Sim, sempre haverá. Lamentavelmente, ela tem tido cada vez menos espaço, sobretudo em salas de concerto. Isso se deve à falta de sensibilidade e de cultura dos nossos dirigentes. Se há uma coisa que precisa melhorar no Brasil é a sua classe política, como temos visto.
• Pode-se dizer que, historicamente, a composição migrou dos teatros para os filmes e novelas? Se nascessem hoje, Mozart, Beethoven, Wagner e Verdi estariam trabalhando na TV e no cinema?
Costumo dizer isso. Se antes as encomendas eram feitas pela igreja ou pela nobreza, hoje feitas são pelas empresas que trabalham com audiovisual, grandes eventos, etc. Mudou a forma de fazer, mas o ofício continua existindo, felizmente!
• E no Brasil, como está atualmente a composição de um modo geral?
Há e sempre haverá bons compositores e boa música no Brasil.
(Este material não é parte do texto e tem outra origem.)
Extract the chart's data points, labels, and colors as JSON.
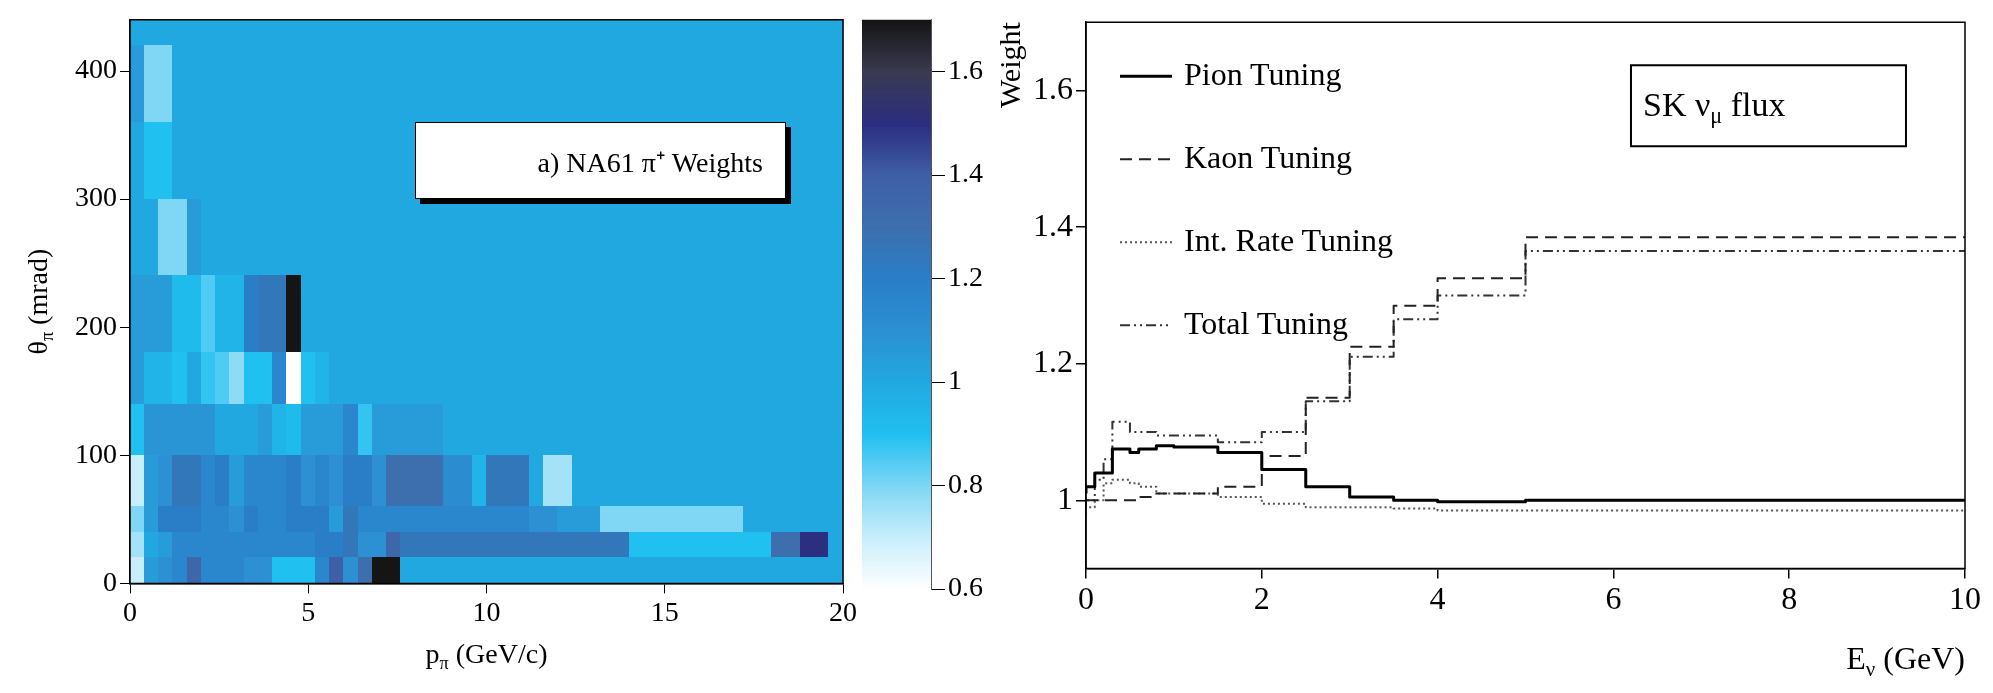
{
  "chart_data": [
    {
      "type": "heatmap",
      "xlabel": "p$_{π}$ (GeV/c)",
      "ylabel": "θ$_{π}$ (mrad)",
      "annotations": [
        "a) NA61 π⁺ Weights"
      ],
      "x": [
        0.2,
        0.6,
        1,
        1.4,
        1.8,
        2.2,
        2.6,
        3,
        3.4,
        3.8,
        4.2,
        4.6,
        5,
        5.4,
        5.8,
        6.2,
        6.6,
        7,
        7.4,
        7.8,
        8.2,
        8.6,
        9,
        9.4,
        9.8,
        10.2,
        10.6,
        11,
        11.4,
        11.8,
        12.2,
        12.6,
        13,
        13.4,
        13.8,
        14.2,
        14.6,
        15,
        15.4,
        15.8,
        16.2,
        16.6,
        17,
        17.4,
        17.8,
        18.2,
        18.6,
        19,
        19.4,
        19.8
      ],
      "y": [
        430,
        410,
        390,
        370,
        350,
        330,
        310,
        290,
        270,
        250,
        230,
        210,
        190,
        170,
        150,
        130,
        110,
        90,
        70,
        50,
        30,
        10
      ],
      "cells": [
        [
          1,
          1,
          1,
          1,
          1,
          1,
          1,
          1,
          1,
          1,
          1,
          1,
          1,
          1,
          1,
          1,
          1,
          1,
          1,
          1,
          1,
          1,
          1,
          1,
          1,
          1,
          1,
          1,
          1,
          1,
          1,
          1,
          1,
          1,
          1,
          1,
          1,
          1,
          1,
          1,
          1,
          1,
          1,
          1,
          1,
          1,
          1,
          1,
          1,
          1
        ],
        [
          1.05,
          0.8,
          0.8,
          1,
          1,
          1,
          1,
          1,
          1,
          1,
          1,
          1,
          1,
          1,
          1,
          1,
          1,
          1,
          1,
          1,
          1,
          1,
          1,
          1,
          1,
          1,
          1,
          1,
          1,
          1,
          1,
          1,
          1,
          1,
          1,
          1,
          1,
          1,
          1,
          1,
          1,
          1,
          1,
          1,
          1,
          1,
          1,
          1,
          1,
          1
        ],
        [
          1.05,
          0.8,
          0.8,
          1,
          1,
          1,
          1,
          1,
          1,
          1,
          1,
          1,
          1,
          1,
          1,
          1,
          1,
          1,
          1,
          1,
          1,
          1,
          1,
          1,
          1,
          1,
          1,
          1,
          1,
          1,
          1,
          1,
          1,
          1,
          1,
          1,
          1,
          1,
          1,
          1,
          1,
          1,
          1,
          1,
          1,
          1,
          1,
          1,
          1,
          1
        ],
        [
          1.05,
          0.8,
          0.8,
          1,
          1,
          1,
          1,
          1,
          1,
          1,
          1,
          1,
          1,
          1,
          1,
          1,
          1,
          1,
          1,
          1,
          1,
          1,
          1,
          1,
          1,
          1,
          1,
          1,
          1,
          1,
          1,
          1,
          1,
          1,
          1,
          1,
          1,
          1,
          1,
          1,
          1,
          1,
          1,
          1,
          1,
          1,
          1,
          1,
          1,
          1
        ],
        [
          1,
          0.9,
          0.9,
          1,
          1,
          1,
          1,
          1,
          1,
          1,
          1,
          1,
          1,
          1,
          1,
          1,
          1,
          1,
          1,
          1,
          null,
          null,
          null,
          null,
          null,
          null,
          null,
          null,
          null,
          null,
          null,
          null,
          null,
          null,
          null,
          null,
          null,
          null,
          null,
          null,
          null,
          null,
          null,
          null,
          null,
          null,
          1,
          1,
          1,
          1
        ],
        [
          1,
          0.9,
          0.9,
          1,
          1,
          1,
          1,
          1,
          1,
          1,
          1,
          1,
          1,
          1,
          1,
          1,
          1,
          1,
          1,
          1,
          null,
          null,
          null,
          null,
          null,
          null,
          null,
          null,
          null,
          null,
          null,
          null,
          null,
          null,
          null,
          null,
          null,
          null,
          null,
          null,
          null,
          null,
          null,
          null,
          null,
          null,
          1,
          1,
          1,
          1
        ],
        [
          1,
          0.9,
          0.9,
          1,
          1,
          1,
          1,
          1,
          1,
          1,
          1,
          1,
          1,
          1,
          1,
          1,
          1,
          1,
          1,
          1,
          null,
          null,
          null,
          null,
          null,
          null,
          null,
          null,
          null,
          null,
          null,
          null,
          null,
          null,
          null,
          null,
          null,
          null,
          null,
          null,
          null,
          null,
          null,
          null,
          null,
          null,
          1,
          1,
          1,
          1
        ],
        [
          1,
          1,
          0.8,
          0.8,
          1.05,
          1,
          1,
          1,
          1,
          1,
          1,
          1,
          1,
          1,
          1,
          1,
          1,
          1,
          1,
          1,
          1,
          1,
          1,
          1,
          1,
          1,
          1,
          1,
          1,
          1,
          1,
          1,
          1,
          1,
          1,
          1,
          1,
          1,
          1,
          1,
          1,
          1,
          1,
          1,
          1,
          1,
          1,
          1,
          1,
          1
        ],
        [
          1,
          1,
          0.8,
          0.8,
          1.05,
          1,
          1,
          1,
          1,
          1,
          1,
          1,
          1,
          1,
          1,
          1,
          1,
          1,
          1,
          1,
          1,
          1,
          1,
          1,
          1,
          1,
          1,
          1,
          1,
          1,
          1,
          1,
          1,
          1,
          1,
          1,
          1,
          1,
          1,
          1,
          1,
          1,
          1,
          1,
          1,
          1,
          1,
          1,
          1,
          1
        ],
        [
          1,
          1,
          0.8,
          0.8,
          1.05,
          1,
          1,
          1,
          1,
          1,
          1,
          1,
          1,
          1,
          1,
          1,
          1,
          1,
          1,
          1,
          1,
          1,
          1,
          1,
          1,
          1,
          1,
          1,
          1,
          1,
          1,
          1,
          1,
          1,
          1,
          1,
          1,
          1,
          1,
          1,
          1,
          1,
          1,
          1,
          1,
          1,
          1,
          1,
          1,
          1
        ],
        [
          1.05,
          1.05,
          1.05,
          0.92,
          0.92,
          0.85,
          0.95,
          0.95,
          1.2,
          1.25,
          1.25,
          1.7,
          1,
          1,
          1,
          1,
          1,
          1,
          1,
          1,
          1,
          1,
          1,
          1,
          1,
          1,
          1,
          1,
          1,
          1,
          1,
          1,
          1,
          1,
          1,
          1,
          1,
          1,
          1,
          1,
          1,
          1,
          1,
          1,
          1,
          1,
          1,
          1,
          1,
          1
        ],
        [
          1.05,
          1.05,
          1.05,
          0.92,
          0.92,
          0.85,
          0.95,
          0.95,
          1.2,
          1.25,
          1.25,
          1.7,
          1,
          1,
          1,
          1,
          1,
          1,
          1,
          1,
          1,
          1,
          1,
          1,
          1,
          1,
          1,
          1,
          1,
          1,
          1,
          1,
          1,
          1,
          1,
          1,
          1,
          1,
          1,
          1,
          1,
          1,
          1,
          1,
          1,
          1,
          1,
          1,
          1,
          1
        ],
        [
          1.05,
          1.05,
          1.05,
          0.92,
          0.92,
          0.85,
          0.95,
          0.95,
          1.2,
          1.25,
          1.25,
          1.7,
          1,
          1,
          1,
          1,
          1,
          1,
          1,
          1,
          1,
          1,
          1,
          1,
          1,
          1,
          1,
          1,
          1,
          1,
          1,
          1,
          1,
          1,
          1,
          1,
          1,
          1,
          1,
          1,
          1,
          1,
          1,
          1,
          1,
          1,
          1,
          1,
          1,
          1
        ],
        [
          1.05,
          0.95,
          0.95,
          0.9,
          1,
          0.88,
          0.85,
          0.78,
          0.9,
          0.9,
          1.15,
          0.6,
          0.9,
          0.95,
          1,
          1,
          1,
          1,
          1,
          1,
          1,
          1,
          1,
          1,
          1,
          1,
          1,
          1,
          1,
          1,
          1,
          1,
          1,
          1,
          1,
          1,
          1,
          1,
          1,
          1,
          1,
          1,
          1,
          1,
          1,
          1,
          1,
          1,
          1,
          1
        ],
        [
          1.05,
          0.95,
          0.95,
          0.9,
          1,
          0.88,
          0.85,
          0.78,
          0.9,
          0.9,
          1.15,
          0.6,
          0.9,
          0.95,
          1,
          1,
          1,
          1,
          1,
          1,
          1,
          1,
          1,
          1,
          1,
          1,
          1,
          1,
          1,
          1,
          1,
          1,
          1,
          1,
          1,
          1,
          1,
          1,
          1,
          1,
          1,
          1,
          1,
          1,
          1,
          1,
          1,
          1,
          1,
          1
        ],
        [
          0.9,
          1.08,
          1.08,
          1.08,
          1.08,
          1.08,
          1,
          1,
          1,
          1.05,
          0.95,
          0.92,
          1.05,
          1.05,
          1.05,
          1.15,
          0.88,
          1.05,
          1.05,
          1.05,
          1.05,
          1.05,
          1,
          1,
          1,
          1,
          1,
          1,
          1,
          1,
          1,
          1,
          1,
          1,
          1,
          1,
          1,
          1,
          1,
          1,
          1,
          1,
          1,
          1,
          1,
          1,
          1,
          1,
          1,
          1
        ],
        [
          0.9,
          1.08,
          1.08,
          1.08,
          1.08,
          1.08,
          1,
          1,
          1,
          1.05,
          0.95,
          0.92,
          1.05,
          1.05,
          1.05,
          1.15,
          0.88,
          1.05,
          1.05,
          1.05,
          1.05,
          1.05,
          1,
          1,
          1,
          1,
          1,
          1,
          1,
          1,
          1,
          1,
          1,
          1,
          1,
          1,
          1,
          1,
          1,
          1,
          1,
          1,
          1,
          1,
          1,
          1,
          1,
          1,
          1,
          1
        ],
        [
          0.7,
          1.05,
          1.1,
          1.25,
          1.25,
          1.15,
          1.2,
          1.05,
          1.15,
          1.15,
          1.15,
          1.2,
          1.1,
          1.15,
          1.1,
          1.2,
          1.2,
          1.1,
          1.3,
          1.3,
          1.3,
          1.3,
          1.12,
          1.12,
          0.95,
          1.25,
          1.25,
          1.25,
          1,
          0.75,
          0.75,
          1,
          1,
          1,
          1,
          1,
          1,
          1,
          1,
          1,
          1,
          1,
          1,
          1,
          1,
          1,
          1,
          1,
          1,
          1
        ],
        [
          0.7,
          1.05,
          1.1,
          1.25,
          1.25,
          1.15,
          1.2,
          1.05,
          1.15,
          1.15,
          1.15,
          1.2,
          1.1,
          1.15,
          1.1,
          1.2,
          1.2,
          1.1,
          1.3,
          1.3,
          1.3,
          1.3,
          1.12,
          1.12,
          0.95,
          1.25,
          1.25,
          1.25,
          1,
          0.75,
          0.75,
          1,
          1,
          1,
          1,
          1,
          1,
          1,
          1,
          1,
          1,
          1,
          1,
          1,
          1,
          1,
          1,
          1,
          1,
          1
        ],
        [
          0.8,
          1.05,
          1.2,
          1.2,
          1.2,
          1.15,
          1.15,
          1.1,
          1.2,
          1.15,
          1.15,
          1.2,
          1.2,
          1.2,
          1.05,
          1.25,
          1.15,
          1.15,
          1.15,
          1.15,
          1.15,
          1.15,
          1.15,
          1.15,
          1.15,
          1.15,
          1.15,
          1.15,
          1.1,
          1.1,
          1.05,
          1.05,
          1.05,
          0.8,
          0.8,
          0.8,
          0.8,
          0.8,
          0.8,
          0.8,
          0.8,
          0.8,
          0.8,
          1,
          1,
          1,
          1,
          1,
          1,
          1
        ],
        [
          0.75,
          1,
          1.05,
          1.15,
          1.15,
          1.15,
          1.15,
          1.15,
          1.15,
          1.15,
          1.15,
          1.15,
          1.15,
          1.2,
          1.2,
          1.25,
          1.1,
          1.1,
          1.35,
          1.25,
          1.25,
          1.25,
          1.25,
          1.25,
          1.25,
          1.25,
          1.25,
          1.25,
          1.25,
          1.25,
          1.25,
          1.25,
          1.25,
          1.25,
          1.25,
          0.9,
          0.9,
          0.9,
          0.9,
          0.9,
          0.9,
          0.9,
          0.9,
          0.9,
          0.9,
          1.3,
          1.3,
          1.5,
          1.5,
          1
        ],
        [
          0.7,
          1.05,
          1.1,
          1.15,
          1.35,
          1.15,
          1.15,
          1.15,
          1.1,
          1.1,
          0.9,
          0.9,
          0.9,
          1.15,
          1.4,
          1.1,
          1.3,
          1.7,
          1.7,
          1,
          1,
          1,
          1,
          1,
          1,
          1,
          1,
          1,
          1,
          1,
          1,
          1,
          1,
          1,
          1,
          1,
          1,
          1,
          1,
          1,
          1,
          1,
          1,
          1,
          1,
          1,
          1,
          1,
          1,
          1
        ]
      ],
      "xlim": [
        0,
        20
      ],
      "xticks": [
        0,
        5,
        10,
        15,
        20
      ],
      "ylim": [
        0,
        440
      ],
      "yticks": [
        0,
        100,
        200,
        300,
        400
      ],
      "clim": [
        0.6,
        1.7
      ],
      "cticks": [
        0.6,
        0.8,
        1,
        1.2,
        1.4,
        1.6
      ],
      "colors": [
        "#ffffff",
        "#c8eefb",
        "#7fd6f5",
        "#20c0f0",
        "#22a8e0",
        "#2c90d2",
        "#2a7ec8",
        "#3d6fae",
        "#3f5fa6",
        "#2c2e80",
        "#3a3a50",
        "#151515"
      ]
    },
    {
      "type": "step",
      "xlabel": "E$_{ν}$ (GeV)",
      "ylabel": "Weight",
      "annotations": [
        "SK ν$_{μ}$ flux"
      ],
      "legend": "top left",
      "x": [
        0,
        0.1,
        0.2,
        0.3,
        0.5,
        0.6,
        0.8,
        1,
        1.5,
        2,
        2.5,
        3,
        3.5,
        4,
        5,
        7,
        10
      ],
      "series": [
        {
          "name": "Pion Tuning",
          "color": "#000000",
          "line_style": "solid",
          "values": [
            1.01,
            1.02,
            1.04,
            1.04,
            1.075,
            1.07,
            1.075,
            1.08,
            1.078,
            1.07,
            1.045,
            1.02,
            1.005,
            1.0,
            0.998,
            1.0,
            1.0
          ]
        },
        {
          "name": "Kaon Tuning",
          "color": "#222222",
          "line_style": "dashed",
          "values": [
            1.0,
            1.0,
            1.0,
            1.0,
            1.0,
            1.0,
            1.005,
            1.01,
            1.01,
            1.02,
            1.065,
            1.15,
            1.225,
            1.285,
            1.325,
            1.385,
            1.385
          ]
        },
        {
          "name": "Int. Rate Tuning",
          "color": "#555555",
          "line_style": "dotted",
          "values": [
            0.98,
            0.99,
            1.0,
            1.025,
            1.03,
            1.025,
            1.02,
            1.01,
            1.01,
            1.005,
            0.995,
            0.99,
            0.99,
            0.988,
            0.985,
            0.985,
            0.985
          ]
        },
        {
          "name": "Total Tuning",
          "color": "#333333",
          "line_style": "dashdot",
          "values": [
            0.99,
            1.0,
            1.03,
            1.06,
            1.115,
            1.1,
            1.1,
            1.095,
            1.095,
            1.085,
            1.1,
            1.145,
            1.21,
            1.265,
            1.3,
            1.365,
            1.365
          ]
        }
      ],
      "xlim": [
        0,
        10
      ],
      "xticks": [
        0,
        2,
        4,
        6,
        8,
        10
      ],
      "ylim": [
        0.9,
        1.7
      ],
      "yticks": [
        1,
        1.2,
        1.4,
        1.6
      ]
    }
  ]
}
O problema é que a massificação e a comercialização estão cada vez maiores, tirando os espaços onde a música mais elaborada era mostrada. Cabe ao Estado zelar para que isso mude.
• Quais os projetos para 2017?
Em curso está a música para o filme Pluft, baseado na peça de Maria Clara Machado, com direção de Rosane Svartman. Já fiz as canções e aguardo as filmagens para fazer a parte sinfônica, que será também gravada com a Orquestra Heliópolis, parceira em Meu pedacinho de chão, Velho Chico e Dois Irmãos. Esta será mais uma minissérie do Luiz Fernando, com estreia marcada para 9 de janeiro. Este ano ainda estreia uma nova ópera infantil, outra obra baseada um trabalho de Maria Clara Machado, O Boi e o Burro no Caminho de Belém. Estreia no Municipal do Rio no dia 2 de dezembro, com direção de Cacá Mourthé. Para mim é muito importante estrear uma ópera infantil naquela que foi a casa onde eu e meu irmão íamos assistir meu pai cantar.